Geçtiğimiz günlerde Amerikan Dermatoloji Dergisinde yayınlanan bir çalışmaya göre solaryum, melanom (cilt kanseri) riskini %16 arttırmakta; solaryum kullanım sıklığı arttıkça da kanser riski artmaktadır.

Cilt kanseri, tüm kanser türleri içerisinde en sık görülen kanser türlerinden biridir. Melanom, deriye rengini veren pigment hücrelerinin (melanositlerin) yapılarının bozularak kontrolsüz çoğalmasıyla gelişen bir cilt kanseri türüdür ve cilt kanserleri içerisinde en kötü huylu olanıdır. Lezyonların bir kısmı var olan bir ben üzerinde gelişirken; bir kısmı da normal bir cilt zemininden gelişir. Erken evrede tanı konulduğunda etkin bir şekilde tedavi edilebilir. Ancak bu dönemde tanı konulamazsa hızla bölgesel lenf düğümlerine, ardından tüm vücuda yayılabilir ve tedavi şansı önemli ölçüde ortadan kalkar. Cilt kanseri görülme sıklığı her 10 yılda bir %2 oranında artmaktadır. Bu yüzden bu denli sık görülen bir hastalıkta öncelikli tedavi stratejisi elbette ki hastalığın önlenmesi, yani korunma olmalı, hastalığın gelişiminde risk oluşturan etkenlerden olabildiğince uzak durulmalıdır.

Günümüzde bilimsel olarak cilt kanserini arttırdığı bilinen en önemli etken, güneşten gelen UV ışınlarıdır. Özellikle, uzun süre güneş altında kalınarak yapılan aktiviteler (güneşlenme gibi) ciddi risk oluşturmaktadır. Bunun yanında, yine bronzlaşmak adına girilen solaryum cihazlarının da cilt kanseri riskini artırdığı pek çok çalışmada gösterilmiştir. Ancak bu riski ne derece artırdığı, kullanım süre ve sıklığının bu ilişkiyi ne derece etkilediği, iddia edildiği gibi solaryum cihazlarında kullanılan yeni teknolojinin daha zararsız mı olduğu gibi konular netlik kazanmamıştır. İşte bu yüzden, geçtiğimiz günlerde yayınlanan bir çalışmayla bu konular aydınlatılmaya çalışılmıştır.

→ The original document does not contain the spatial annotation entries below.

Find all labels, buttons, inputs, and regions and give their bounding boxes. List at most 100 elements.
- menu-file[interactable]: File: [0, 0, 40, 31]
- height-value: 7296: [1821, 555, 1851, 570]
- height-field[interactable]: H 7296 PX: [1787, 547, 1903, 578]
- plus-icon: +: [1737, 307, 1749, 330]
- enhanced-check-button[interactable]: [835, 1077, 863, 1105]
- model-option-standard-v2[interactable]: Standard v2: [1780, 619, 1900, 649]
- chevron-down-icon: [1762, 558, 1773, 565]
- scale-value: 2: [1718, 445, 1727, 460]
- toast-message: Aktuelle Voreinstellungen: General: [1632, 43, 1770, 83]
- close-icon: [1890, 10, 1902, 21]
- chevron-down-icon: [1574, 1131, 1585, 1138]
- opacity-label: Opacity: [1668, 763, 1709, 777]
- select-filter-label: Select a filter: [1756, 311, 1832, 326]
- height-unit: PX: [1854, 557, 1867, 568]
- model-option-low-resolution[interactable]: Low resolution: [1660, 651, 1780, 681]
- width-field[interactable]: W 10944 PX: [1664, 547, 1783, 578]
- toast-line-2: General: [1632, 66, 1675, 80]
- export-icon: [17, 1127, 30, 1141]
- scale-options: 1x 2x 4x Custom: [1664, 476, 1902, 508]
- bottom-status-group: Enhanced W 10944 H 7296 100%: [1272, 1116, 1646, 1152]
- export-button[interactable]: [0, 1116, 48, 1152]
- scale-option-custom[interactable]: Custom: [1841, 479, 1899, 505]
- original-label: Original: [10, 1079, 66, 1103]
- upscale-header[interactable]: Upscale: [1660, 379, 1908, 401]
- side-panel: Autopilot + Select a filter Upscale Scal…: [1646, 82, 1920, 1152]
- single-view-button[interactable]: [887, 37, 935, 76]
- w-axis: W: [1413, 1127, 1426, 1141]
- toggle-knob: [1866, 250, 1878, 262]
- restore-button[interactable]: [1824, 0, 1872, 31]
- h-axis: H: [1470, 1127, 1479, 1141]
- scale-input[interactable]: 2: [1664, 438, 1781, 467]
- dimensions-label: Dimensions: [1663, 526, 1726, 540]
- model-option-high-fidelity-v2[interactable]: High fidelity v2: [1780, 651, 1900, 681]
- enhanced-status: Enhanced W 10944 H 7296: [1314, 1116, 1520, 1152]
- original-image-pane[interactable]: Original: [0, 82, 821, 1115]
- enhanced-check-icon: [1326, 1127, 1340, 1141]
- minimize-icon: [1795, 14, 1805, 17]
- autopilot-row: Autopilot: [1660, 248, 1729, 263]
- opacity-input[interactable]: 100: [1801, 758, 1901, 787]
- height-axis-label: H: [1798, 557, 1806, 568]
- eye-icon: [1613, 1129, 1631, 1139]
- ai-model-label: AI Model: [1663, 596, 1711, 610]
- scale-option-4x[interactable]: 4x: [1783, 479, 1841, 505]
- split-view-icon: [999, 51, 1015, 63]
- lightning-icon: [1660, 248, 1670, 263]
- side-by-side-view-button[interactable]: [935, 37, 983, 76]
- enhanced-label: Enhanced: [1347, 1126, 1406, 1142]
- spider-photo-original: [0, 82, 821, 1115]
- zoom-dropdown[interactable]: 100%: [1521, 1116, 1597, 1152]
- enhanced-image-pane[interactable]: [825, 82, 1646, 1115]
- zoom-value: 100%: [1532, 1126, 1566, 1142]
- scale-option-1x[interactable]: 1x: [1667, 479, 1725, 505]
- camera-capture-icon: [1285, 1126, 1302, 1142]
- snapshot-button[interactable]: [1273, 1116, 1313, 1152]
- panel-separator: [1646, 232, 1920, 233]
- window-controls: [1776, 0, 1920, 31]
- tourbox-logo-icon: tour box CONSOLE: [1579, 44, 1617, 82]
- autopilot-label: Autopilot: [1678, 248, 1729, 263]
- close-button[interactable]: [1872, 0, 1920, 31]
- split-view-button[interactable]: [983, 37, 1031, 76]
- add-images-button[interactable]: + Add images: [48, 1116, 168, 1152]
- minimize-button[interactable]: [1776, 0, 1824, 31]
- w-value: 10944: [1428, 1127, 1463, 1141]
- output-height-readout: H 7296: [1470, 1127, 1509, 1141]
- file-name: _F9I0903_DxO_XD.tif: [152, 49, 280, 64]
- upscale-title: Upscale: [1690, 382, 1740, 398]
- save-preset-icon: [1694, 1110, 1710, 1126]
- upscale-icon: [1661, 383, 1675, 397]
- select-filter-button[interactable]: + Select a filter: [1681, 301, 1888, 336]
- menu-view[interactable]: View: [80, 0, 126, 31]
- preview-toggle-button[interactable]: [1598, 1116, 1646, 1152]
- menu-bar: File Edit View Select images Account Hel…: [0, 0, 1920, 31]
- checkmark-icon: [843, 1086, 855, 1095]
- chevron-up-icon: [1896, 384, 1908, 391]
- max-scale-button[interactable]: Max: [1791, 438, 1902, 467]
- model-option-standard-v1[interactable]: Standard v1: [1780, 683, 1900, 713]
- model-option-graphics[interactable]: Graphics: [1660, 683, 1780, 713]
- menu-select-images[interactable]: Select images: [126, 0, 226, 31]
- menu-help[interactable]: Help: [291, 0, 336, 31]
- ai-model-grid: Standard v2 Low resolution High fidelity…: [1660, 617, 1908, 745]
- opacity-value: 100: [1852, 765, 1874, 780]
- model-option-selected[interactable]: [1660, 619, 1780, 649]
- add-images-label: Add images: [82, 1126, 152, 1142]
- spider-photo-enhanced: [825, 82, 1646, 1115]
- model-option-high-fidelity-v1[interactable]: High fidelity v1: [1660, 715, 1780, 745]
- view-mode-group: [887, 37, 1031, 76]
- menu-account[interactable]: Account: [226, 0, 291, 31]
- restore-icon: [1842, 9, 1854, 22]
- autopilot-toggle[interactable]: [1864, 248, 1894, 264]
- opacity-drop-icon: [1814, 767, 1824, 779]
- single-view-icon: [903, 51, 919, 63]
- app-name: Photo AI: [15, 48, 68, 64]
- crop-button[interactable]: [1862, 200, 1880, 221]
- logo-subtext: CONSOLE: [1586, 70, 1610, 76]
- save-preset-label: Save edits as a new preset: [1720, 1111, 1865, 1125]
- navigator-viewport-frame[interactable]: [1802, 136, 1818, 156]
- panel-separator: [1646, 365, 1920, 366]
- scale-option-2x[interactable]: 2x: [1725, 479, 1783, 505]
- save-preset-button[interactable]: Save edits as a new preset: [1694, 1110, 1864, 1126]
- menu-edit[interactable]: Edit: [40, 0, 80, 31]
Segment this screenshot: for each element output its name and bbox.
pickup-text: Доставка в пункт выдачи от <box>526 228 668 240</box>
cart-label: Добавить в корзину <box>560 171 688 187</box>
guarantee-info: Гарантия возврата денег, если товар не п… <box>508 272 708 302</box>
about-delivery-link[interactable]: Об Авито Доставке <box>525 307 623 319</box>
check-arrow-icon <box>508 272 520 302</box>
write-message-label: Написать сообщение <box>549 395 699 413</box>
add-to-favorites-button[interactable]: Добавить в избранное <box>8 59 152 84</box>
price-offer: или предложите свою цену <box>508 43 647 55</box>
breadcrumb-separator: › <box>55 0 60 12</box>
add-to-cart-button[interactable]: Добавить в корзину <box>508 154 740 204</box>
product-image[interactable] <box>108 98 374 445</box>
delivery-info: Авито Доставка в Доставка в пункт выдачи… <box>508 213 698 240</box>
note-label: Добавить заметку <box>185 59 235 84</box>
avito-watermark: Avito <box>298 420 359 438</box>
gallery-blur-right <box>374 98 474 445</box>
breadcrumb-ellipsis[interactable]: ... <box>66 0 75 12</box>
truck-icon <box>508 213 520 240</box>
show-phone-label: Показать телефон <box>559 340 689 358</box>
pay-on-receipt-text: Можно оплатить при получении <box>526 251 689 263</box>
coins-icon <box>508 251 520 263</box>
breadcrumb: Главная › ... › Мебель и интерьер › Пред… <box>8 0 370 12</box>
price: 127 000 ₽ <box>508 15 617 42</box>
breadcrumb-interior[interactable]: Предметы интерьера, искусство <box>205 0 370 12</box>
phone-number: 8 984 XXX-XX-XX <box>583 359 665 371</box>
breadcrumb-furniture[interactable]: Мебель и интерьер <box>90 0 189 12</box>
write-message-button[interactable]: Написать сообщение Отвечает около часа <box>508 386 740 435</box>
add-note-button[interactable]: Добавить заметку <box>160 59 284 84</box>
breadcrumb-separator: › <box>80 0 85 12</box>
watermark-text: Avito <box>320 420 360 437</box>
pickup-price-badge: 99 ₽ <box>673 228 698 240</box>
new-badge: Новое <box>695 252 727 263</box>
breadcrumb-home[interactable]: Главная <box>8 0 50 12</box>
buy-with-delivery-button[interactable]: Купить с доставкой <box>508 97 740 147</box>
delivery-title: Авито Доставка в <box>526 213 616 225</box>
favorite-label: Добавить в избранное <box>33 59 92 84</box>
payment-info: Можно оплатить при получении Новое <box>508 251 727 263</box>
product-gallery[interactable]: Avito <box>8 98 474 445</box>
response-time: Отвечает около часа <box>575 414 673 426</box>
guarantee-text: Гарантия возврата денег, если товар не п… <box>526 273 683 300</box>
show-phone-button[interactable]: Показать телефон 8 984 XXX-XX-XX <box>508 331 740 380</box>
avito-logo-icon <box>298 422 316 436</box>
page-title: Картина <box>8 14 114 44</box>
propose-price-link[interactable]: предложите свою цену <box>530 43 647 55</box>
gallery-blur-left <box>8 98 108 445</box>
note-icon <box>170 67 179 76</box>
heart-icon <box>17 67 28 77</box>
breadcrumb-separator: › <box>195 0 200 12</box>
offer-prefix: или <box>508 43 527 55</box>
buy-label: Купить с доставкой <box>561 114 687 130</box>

Söz konusu çalışma; son yıllarda bu konuda yayınlanmış 31 ayrı araştırmaya ait verilerin derlenip, analiz edilmesi yöntemiyle yapılmıştır. Bu çalışma yaklaşık 15.000’i melanomlu 250.000 kişiye ait verileri içermektedir. Çalışmada, hastalar sadece solaryum kullanan/kullanmayan şeklinde değil, 10 defadan az kullanan/fazla kullanan, 25 yaşından önce kullanmaya başlayan/sonra kullanmaya başlayan, 1 yıldan az sürede kullanan/fazla sürede kullanan olmak üzere çeşitli alt gruplara ayrılarak değerlendirilmiştir. Veriler analiz edildiğinde; solaryum kullananlarda genel olarak cilt kanseri (melanom) riskinin %16 daha yüksek olduğu ve kullanım süre ve sıklığı arttıkça bu riskin daha da arttığı görülmüştür. Öyle ki; 1 yıldan daha uzun süre kullananlarda, 10 defadan daha fazla kullananlarda ve kullanmaya 25 yaşından önce başlayanlarda bu risk daha yüksek bulunmuştur. Bunun yanında, 2000 yılından önceki ve sonraki veriler değerlendirildiğinde yıllar arasında anlamlı bir fark olmadığı görülmüştür. Yani solaryum cihazlarında kullanılan yeni teknoloji, eskilere kıyasla bu konuda herhangi bir avantaja sahip değildir.

Sonuç olarak; görünüşlerimize önem verip kendimizi daha güzel, daha iyi hissetmek istememiz, elbette ki en doğal hakkımızdır. Bunun için çaba göstermemiz kadar doğal bir şey de yoktur. Ancak, bunu yaparken sağlığımızdan olmamaya da özen göstermemiz gerekir. Çünkü sağlığımızı bir kere kaybettiğimizde, güzellik uğruna sarf ettiğimiz o bütün çabalar da boşa gitmektedir. Bu yüzden, hem sağlığımızı hem de güzelliğimizi bu denli derinden etkileyen cilt kanserinden olabildiğince korunmamız, solaryum ve uzun süre güneşlenme (UV ışınlarına maruz kalma) gibi risk oluşturan etkenlerden olabildiğince uzak durmamız gerekir. Aksi takdirde, daha bronz bir cilde kavuşmak isterken kanserli bir ciltle baş başa kalabiliriz.